How do you see a Biotech startup compare to a traditional tech company?

One difference is the timelines. With a technology startup you can move pretty rapidly. You might hope to be selling a product in a year. In BioTech you’re developing drugs, and the average timeline for developing a new drug is 12-15 years.

So right from the start you know that your little start-up is not likely to finish the job alone. You are in a complex network of companies and investors who will participate in moving the project forward to success.

The second difference is simply the cost. The total cost of an average new drug, including the cost of capital, is estimated these days to be more than $2.5 billion. That’s an enormous financial undertaking.

The third big difference is the probability of success. For any individual new drug it’s diminishingly small. The issue in the pharmaceutical industry is not only the cost of new drugs, it’s the high level of risk involved in drug discovery and drug development.

That doesn’t mean it’s a bad area for investment. In fact, for venture capital, it’s been one of the most attractive investment sectors over the years. It simply means that this is a very complex undertaking and you really have to make sure you’re doing it right.

And what will Accuronix have coming up in 2016?

We are focusing primarily on the development of our pancreatic drug candidate.

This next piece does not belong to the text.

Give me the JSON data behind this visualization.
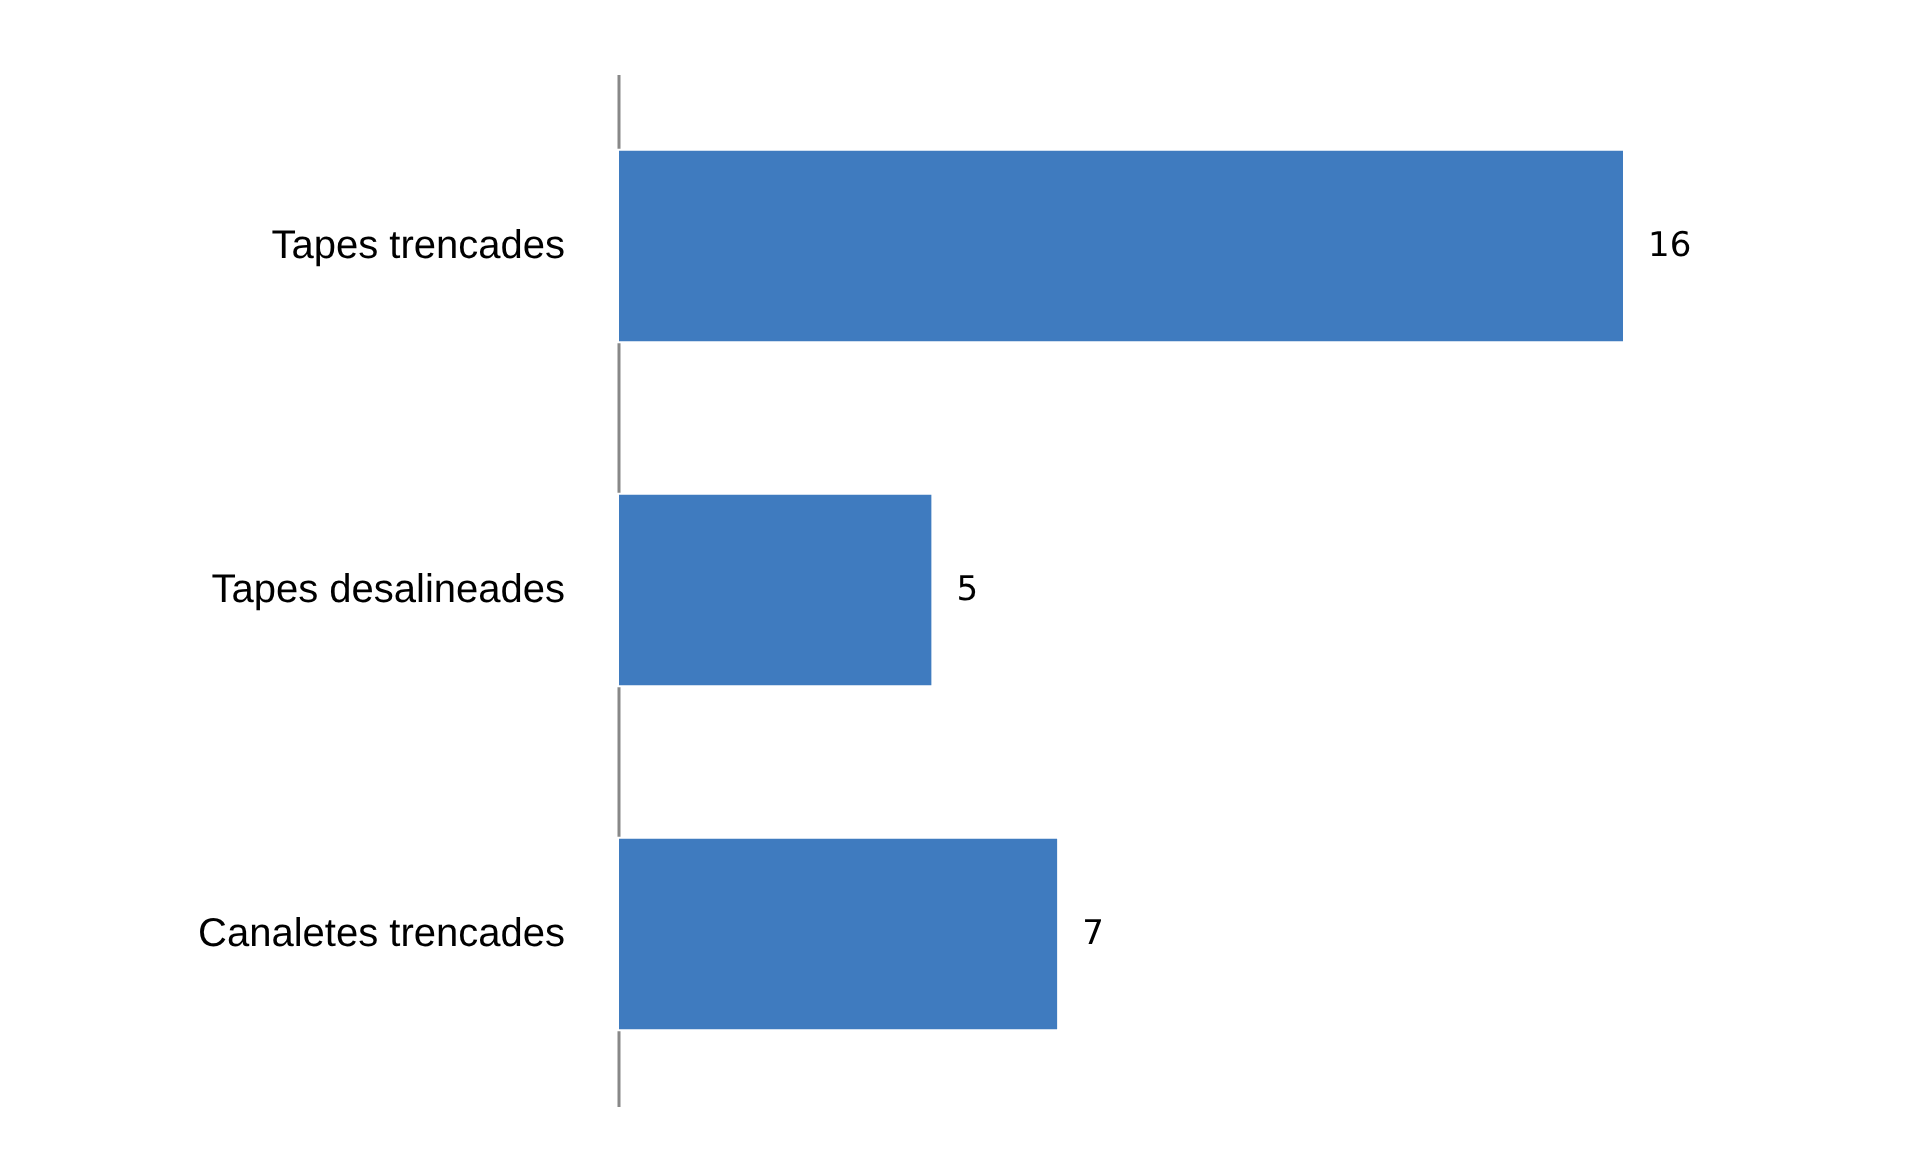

Over the first six months of the year, we are doing some basic chemistry to prepare the molecule for scalability and manufacturing that would support early clinical trials. That’s going pretty well, and we’re confident we’re going to see success there.

The second thing we’re doing is repeating some of the animal efficacy studies that were done at WashU, doing the study at several different doses so we can see the effect of different doses on the outcomes. That will allow us to prepare to move into toxicology, because then we’ll know what dose we need to use.

The second half of the year, we will be moving toward IND enabling toxicology studies. That will require a concentrated focus on chemistry, getting the process scaled up and getting ready to manufacture enough of our drug candidate to do those studies.